German hyperrealist Case Ma’Claim gives us a mural showing a detailed close-up of a pair of hands threading a needle. Connecting? Communicating? Changing the  world?

Argentinean abstract muralist Elian shares a mural of bold geometrics splashed in primary colors over the façade of a colonial building, underscoring Latin American resistance to cultural colonialism?

British urban interventionist, Banksy, is arguably the key player in bringing contemporary street art into the public eye as his work is very much in-your-face via the spectacular—large-scale, highly organized, satirical, and politically charged productions.

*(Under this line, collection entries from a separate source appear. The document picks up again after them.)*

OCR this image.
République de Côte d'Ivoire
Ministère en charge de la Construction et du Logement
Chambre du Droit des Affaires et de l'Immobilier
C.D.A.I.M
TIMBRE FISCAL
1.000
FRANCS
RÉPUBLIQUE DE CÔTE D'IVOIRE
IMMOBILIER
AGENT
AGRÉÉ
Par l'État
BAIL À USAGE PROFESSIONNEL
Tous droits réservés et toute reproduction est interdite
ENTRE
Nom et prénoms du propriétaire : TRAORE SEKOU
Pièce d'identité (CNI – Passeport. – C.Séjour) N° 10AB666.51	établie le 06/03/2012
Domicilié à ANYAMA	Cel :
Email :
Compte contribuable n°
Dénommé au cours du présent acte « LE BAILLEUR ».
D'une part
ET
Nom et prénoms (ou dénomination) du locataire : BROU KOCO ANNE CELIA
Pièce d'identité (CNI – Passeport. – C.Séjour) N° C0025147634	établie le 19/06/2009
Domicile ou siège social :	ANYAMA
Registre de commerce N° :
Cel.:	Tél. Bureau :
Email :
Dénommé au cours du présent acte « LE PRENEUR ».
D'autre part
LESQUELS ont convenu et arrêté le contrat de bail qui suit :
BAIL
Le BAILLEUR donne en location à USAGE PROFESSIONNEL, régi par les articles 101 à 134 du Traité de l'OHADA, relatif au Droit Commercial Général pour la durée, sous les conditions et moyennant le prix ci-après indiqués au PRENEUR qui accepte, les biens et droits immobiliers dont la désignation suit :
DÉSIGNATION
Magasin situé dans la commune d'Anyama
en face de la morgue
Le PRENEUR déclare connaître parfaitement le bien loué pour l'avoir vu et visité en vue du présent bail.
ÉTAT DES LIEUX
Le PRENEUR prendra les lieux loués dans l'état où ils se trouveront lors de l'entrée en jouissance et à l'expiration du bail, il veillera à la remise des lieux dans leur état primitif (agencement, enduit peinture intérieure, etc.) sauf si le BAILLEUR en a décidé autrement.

Yet it’s the simpler images that tend to stick. One mural shows the shadowy form of a woman showering behind a screen, while one little boy peeks guiltily and another keeps lookout. So very human!

Although urban interventionism is the style most explicitly directed at social or political change, all 50 artists are pushing boundaries and testing the public’s limits of tolerance with respect to freedom of expression and spatial propriety. And in so doing they are democratizing art by taking it out of the galleries where only a few have access and into the commons to be experienced by all.

Street Art Today is beautifully presented and written, in the main, in straightforward language accessible to the lay reader rather than art school speak. Unlike most oversized art books gathering dust on the coffee table, it is a pleasure to pick up and sample at random and give thanks for these artists whose genius has led them to eschew indoor formal exhibits and directly engage us in the public milieu.